By Alexis Brudnicki
Courtesy Canadian Premier Baseball League
Hailing from the opposite of a baseball hotbed in Bermuda to becoming the 60th overall pick in Major League Baseball’s first-year player draft this year, selected in the second round by the Baltimore Orioles, Adam Hall has proved himself to be an anomaly over and over in his young career.
Born and raised on the British island territory in the Atlantic ocean, Hall grew up playing soccer, cricket and volleyball, excelling in track and field, while honing his baseball skills in the country’s rookie league and benefiting from competing against older players, an opportunity given to him by the late Tom MacNeil, before earning funding from the Bermudan government to help him pursue his dream further.
On a summer trip with his parents Helen and Tyler to Ontario, the young infielder experienced his first chance at a Canadian baseball season before his teenage years. Hall was always an exceptional athlete, and his talent was recognized early. Not long after that first season, he moved full-time to London, Ont., essentially on his own at first, living with a host family and playing for the local Badgers team.
Fast forward several years since then, and two additional moves to bring his father and then his mother to southwestern Ontario, Hall graduated to the Great Lake Canadians program in its inaugural season, and as the program grew, so did the London resident’s presence on the Canadian baseball scene.
Hall joined the Canadian Junior National Team program at 15 years old and along with the guidance of national squad guru Greg Hamilton, has had a plethora of big-league coaches along the way, starting with Great Lake’s Adam Stern, Chris Robinson and Jamie Romak, and continuing with Team Canada instructors Pete Orr, Justin Morneau, and Hall of Fame second baseman Roberto Alomar, to name a few.
“If I had stayed in Bermuda, I wouldn’t even be playing baseball because they don’t have age groups for me,” Hall said earlier this year. “Maybe I would be doing track and field…Canadian baseball has changed my life a lot. Getting to work with Stern and [Robinson] and those guys at Centrefield Sports, they’ve been a huge part of my development. I wouldn't be here if it wasn’t for them.
“And the program that Greg runs is just phenomenal. When you talk to American scouts and they’re impressed and saying that it’s the best program out there, you know that’s really complimenting it. They’re going to want to say that the US has something better – the US is a baseball powerhouse – [and] they’re saying the Canadian junior program is the best program. What I’ve been able to develop through that and improve through that, it’s really been everything.”

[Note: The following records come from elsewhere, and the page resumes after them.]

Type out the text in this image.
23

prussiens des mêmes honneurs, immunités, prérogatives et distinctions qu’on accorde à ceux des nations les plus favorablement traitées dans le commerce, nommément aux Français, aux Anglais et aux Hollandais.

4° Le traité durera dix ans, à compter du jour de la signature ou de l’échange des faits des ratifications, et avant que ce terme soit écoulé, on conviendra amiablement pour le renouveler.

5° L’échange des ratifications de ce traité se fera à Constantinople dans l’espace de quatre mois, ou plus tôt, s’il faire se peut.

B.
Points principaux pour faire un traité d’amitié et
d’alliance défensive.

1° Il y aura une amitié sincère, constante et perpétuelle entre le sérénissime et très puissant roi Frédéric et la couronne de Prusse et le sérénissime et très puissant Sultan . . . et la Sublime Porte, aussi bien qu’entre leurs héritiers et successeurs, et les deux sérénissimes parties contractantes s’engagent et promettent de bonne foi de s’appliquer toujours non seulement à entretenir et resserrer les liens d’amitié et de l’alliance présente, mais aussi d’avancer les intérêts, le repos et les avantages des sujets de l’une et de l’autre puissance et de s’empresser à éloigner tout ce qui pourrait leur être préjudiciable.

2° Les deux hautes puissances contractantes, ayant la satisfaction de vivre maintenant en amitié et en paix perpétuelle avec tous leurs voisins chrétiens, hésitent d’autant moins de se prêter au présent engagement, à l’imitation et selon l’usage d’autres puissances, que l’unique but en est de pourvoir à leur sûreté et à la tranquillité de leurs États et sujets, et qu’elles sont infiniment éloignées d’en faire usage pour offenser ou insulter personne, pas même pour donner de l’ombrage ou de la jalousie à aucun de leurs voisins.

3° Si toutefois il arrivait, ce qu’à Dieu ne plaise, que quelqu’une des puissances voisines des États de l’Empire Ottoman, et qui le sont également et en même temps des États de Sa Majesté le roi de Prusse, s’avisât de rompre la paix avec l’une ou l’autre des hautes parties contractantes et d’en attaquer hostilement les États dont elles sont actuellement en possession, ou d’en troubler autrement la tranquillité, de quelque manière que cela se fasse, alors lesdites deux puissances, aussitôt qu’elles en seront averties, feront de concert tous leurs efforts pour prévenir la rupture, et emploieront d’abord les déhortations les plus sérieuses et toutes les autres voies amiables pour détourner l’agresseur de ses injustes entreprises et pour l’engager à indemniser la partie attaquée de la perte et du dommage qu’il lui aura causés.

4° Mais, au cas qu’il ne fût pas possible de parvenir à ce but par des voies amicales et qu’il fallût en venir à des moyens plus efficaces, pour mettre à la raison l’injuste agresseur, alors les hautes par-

Since joining Team Canada, Hall has been on countless trips to St. Petersburg and Orlando, Florida, along with the Dominican Republic, Cuba, Australia, and to the 2015 U18 Baseball World Cup in Osaka, Japan. The shortstop cherishes each tour as much as the entirety of the experience of representing Canada on the diamond.
“You remember the people you played with, the people you met, how close you were with them, and just how the family comes together that is Baseball Canada,” he said. “The experiences will last a lifetime and you’re a part of the family forever.”
Hall’s initial shot at the showcase circuit was at the Toronto Blue Jays-hosted Tournament 12, the first of many doors to open for the 6-foot, 170-pound shortstop. Beyond four appearances in four years at Tournament 12, the middle infielder also participated in multiple Perfect Game events, the East Coast Pro showcase, the Area Code Games, the Under Armour All-America Game, and Perfect Game’s All-American Classic at PETCO Park.
Though the 18-year-old never considered himself the prototypical type of player expected at the kinds of showcase events he participated in – not blowing everyone out of the water in any one category – his ability to remain consistently at the top of each of his tools was what separated him from the crowd.
“You think of the guys who go to those games and you think of big guys who are hitting the ball far and pitchers who are throwing 95 [miles per hour] plus,” Hall said. “I wouldn’t say I’m the typical guy to go to those but obviously I’m pretty happy that [I did]…
“I can bring a little bit of everything, whether that’s speed, defence, my arm, batting, power. When I bring all of that to a game, that’s what impresses people. It’s not just one thing in particular that I’m going to impress someone with.”
Hall has certainly impressed all those he’s been around throughout his years of development in Canadian baseball, and the Texas A & M commit has a bright future ahead of him, no matter what decision he makes.
Hall’s selection in the draft followed fellow Canadian Premier Baseball League member and Team Canada teammate Landon Leach, taken by the Minnesota Twins with the first pick of the second round, 37th overall, who was most impressed throughout his tenure with the national squad by the infielder.
“Adam Hall has really impressed me the most since we’ve been playing for the Junior National Team,” the 17-year-old right-hander said. “Especially with his work ethic and his hitting ability, and his defence as well. Overall, he’s been a good teammate and a good player to be around.”